Susan E. Kirtley of Portland State University described some of the unique challenges that she faced as an administrator developing the PSU post-baccalaureate Certificate in Comic Studies and her successes recruiting faculty from multiple disciplines to teach elective courses such as Jewish comics or manga that rounded out a curriculum requiring rigorous preparation in theory and history. She observed that participation from the local comics community had also enriched the program. Kirtley also laughed about a student initially querying if “you want to get fired?” She credited the program’s continued good health to “speaking the administrative language” and navigating “the sheer amount of red tape,” as well as benefiting from wise counsel from peers in similar positions championing the academic value of comics, such as Ben Saunders of the University of Oregon.
Maria Elsy Cardona of Saint Louis University talked about teaching Spanish literature with comics and the benefits of advertising courses with disarming cartoons. In addition to using comics as a means to introduce students to Spanish Literature, she uses comics to address difficult issues of social justice such as gender discrimination.
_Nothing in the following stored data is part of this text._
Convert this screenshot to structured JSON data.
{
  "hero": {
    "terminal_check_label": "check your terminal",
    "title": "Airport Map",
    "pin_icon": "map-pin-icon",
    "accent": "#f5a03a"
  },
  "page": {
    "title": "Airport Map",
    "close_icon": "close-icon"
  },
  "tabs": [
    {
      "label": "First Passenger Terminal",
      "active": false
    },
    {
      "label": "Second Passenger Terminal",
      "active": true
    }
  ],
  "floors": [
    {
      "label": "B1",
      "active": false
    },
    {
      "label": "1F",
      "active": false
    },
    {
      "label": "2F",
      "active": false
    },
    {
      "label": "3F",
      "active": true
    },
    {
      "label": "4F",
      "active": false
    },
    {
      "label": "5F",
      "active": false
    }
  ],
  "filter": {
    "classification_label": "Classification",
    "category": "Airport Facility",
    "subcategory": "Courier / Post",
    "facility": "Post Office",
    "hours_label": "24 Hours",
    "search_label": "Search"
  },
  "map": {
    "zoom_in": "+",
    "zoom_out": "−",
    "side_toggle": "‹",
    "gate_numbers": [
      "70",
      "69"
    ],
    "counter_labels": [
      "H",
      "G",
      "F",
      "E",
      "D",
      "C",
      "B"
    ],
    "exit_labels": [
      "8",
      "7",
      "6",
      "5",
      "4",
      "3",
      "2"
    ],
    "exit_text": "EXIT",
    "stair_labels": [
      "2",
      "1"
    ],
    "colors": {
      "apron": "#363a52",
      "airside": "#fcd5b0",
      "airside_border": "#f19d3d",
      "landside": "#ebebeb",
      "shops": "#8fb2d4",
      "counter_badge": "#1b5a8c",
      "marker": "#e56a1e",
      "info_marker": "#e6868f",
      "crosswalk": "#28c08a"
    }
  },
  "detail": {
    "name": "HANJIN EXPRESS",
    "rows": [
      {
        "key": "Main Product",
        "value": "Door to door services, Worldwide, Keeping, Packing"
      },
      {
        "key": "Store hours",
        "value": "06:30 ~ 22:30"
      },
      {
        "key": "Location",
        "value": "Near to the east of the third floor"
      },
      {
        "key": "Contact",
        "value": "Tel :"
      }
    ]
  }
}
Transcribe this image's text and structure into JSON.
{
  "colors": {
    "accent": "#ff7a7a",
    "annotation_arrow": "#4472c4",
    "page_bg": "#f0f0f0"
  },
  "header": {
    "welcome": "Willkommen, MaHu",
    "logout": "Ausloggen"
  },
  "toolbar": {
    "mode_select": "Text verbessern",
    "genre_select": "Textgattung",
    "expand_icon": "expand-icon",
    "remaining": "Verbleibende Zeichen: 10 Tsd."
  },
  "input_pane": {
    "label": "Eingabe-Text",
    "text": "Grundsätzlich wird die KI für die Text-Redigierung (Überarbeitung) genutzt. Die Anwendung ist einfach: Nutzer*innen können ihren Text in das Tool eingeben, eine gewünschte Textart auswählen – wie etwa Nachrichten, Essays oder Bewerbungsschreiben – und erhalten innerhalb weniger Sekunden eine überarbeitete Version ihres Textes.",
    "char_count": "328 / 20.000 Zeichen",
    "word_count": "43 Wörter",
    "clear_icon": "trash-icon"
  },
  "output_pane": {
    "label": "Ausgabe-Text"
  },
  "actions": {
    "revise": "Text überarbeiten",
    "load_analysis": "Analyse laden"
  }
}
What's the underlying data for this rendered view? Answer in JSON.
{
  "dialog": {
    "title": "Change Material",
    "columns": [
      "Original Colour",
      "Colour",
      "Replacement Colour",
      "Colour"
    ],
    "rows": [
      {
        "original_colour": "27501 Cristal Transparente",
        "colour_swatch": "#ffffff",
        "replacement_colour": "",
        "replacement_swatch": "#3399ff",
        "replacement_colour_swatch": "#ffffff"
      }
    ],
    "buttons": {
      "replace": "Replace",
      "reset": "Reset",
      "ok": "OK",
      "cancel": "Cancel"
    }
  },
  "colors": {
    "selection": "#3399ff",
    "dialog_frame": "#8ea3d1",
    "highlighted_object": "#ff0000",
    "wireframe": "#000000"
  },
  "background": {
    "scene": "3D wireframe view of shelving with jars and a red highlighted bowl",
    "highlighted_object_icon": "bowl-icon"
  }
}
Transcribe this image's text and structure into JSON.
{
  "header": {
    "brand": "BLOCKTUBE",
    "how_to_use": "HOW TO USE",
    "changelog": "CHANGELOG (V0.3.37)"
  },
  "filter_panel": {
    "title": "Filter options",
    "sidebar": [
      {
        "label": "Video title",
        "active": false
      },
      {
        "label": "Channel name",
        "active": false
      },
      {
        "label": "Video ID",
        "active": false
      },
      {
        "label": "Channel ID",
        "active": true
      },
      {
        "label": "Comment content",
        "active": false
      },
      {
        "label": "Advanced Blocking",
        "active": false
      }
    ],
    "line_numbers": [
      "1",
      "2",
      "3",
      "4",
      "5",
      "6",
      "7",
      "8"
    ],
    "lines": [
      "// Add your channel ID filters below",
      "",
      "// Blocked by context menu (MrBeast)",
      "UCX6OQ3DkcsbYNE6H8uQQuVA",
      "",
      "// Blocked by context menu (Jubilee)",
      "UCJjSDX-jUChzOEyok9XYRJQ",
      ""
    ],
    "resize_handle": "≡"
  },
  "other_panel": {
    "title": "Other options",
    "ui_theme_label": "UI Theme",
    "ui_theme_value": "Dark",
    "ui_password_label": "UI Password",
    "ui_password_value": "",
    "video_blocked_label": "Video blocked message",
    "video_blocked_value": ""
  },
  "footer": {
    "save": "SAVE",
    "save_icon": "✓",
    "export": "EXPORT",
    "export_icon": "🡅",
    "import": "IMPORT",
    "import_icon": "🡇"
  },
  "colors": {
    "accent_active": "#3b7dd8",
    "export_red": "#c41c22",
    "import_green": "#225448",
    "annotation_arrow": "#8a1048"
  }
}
In her course "Between Laughter and Tears, Gender Stereotypes in Spanish Comics"—a cross-listed course with the Department of Women and Gender Studies at SLU—she uses Spanish comics to talk about issues of gender discrimination. The course, thus, looks at gender inequality both at the local and the global level.
As an expert in children’s literature, Joe Sutliff Saunders talked about the value of a comparative exercise with comics and picture books in a graduate course. He noted the value of teaching a comics course not firmly within the established body of knowledge, but at the edge of disciplinary exploration. Eventually he dedicated a whole course to examining comics and picture books alongside each other and asking how the theory of each illuminated the other.
Elizabeth “Biz” Nijdam of the University of Michigan, who has taught writing with Understanding Rhetoric, described a variety of uses for comic books in the college classroom. She argued that teaching history with comics could be an extremely effective way to use them pedagogically, particularly in the case of covering photographic and visual representations of the Holocaust. Like Cardona, she has used comics for teaching a foreign language, and like Sousanis and McCleary she has found herself attending to lowering classroom anxiety about artistic competence. She plugged the online software package Pixton as a helpful tool and distributed one of her own comics to attendees.
In the question and answer portion of the panel there was a wide-ranging discussion that covered everything from questions about assessment (and a possible answer in contract grading) to questions about containing textbook costs. Of course, given the intensive review and production processes of traditional textbooks, there can be plenty of sticker shock to go around. Given this lively panel, I am pleased to have McCleary on board for the instructors’ manual of the forthcoming edition of Understanding Rhetoric.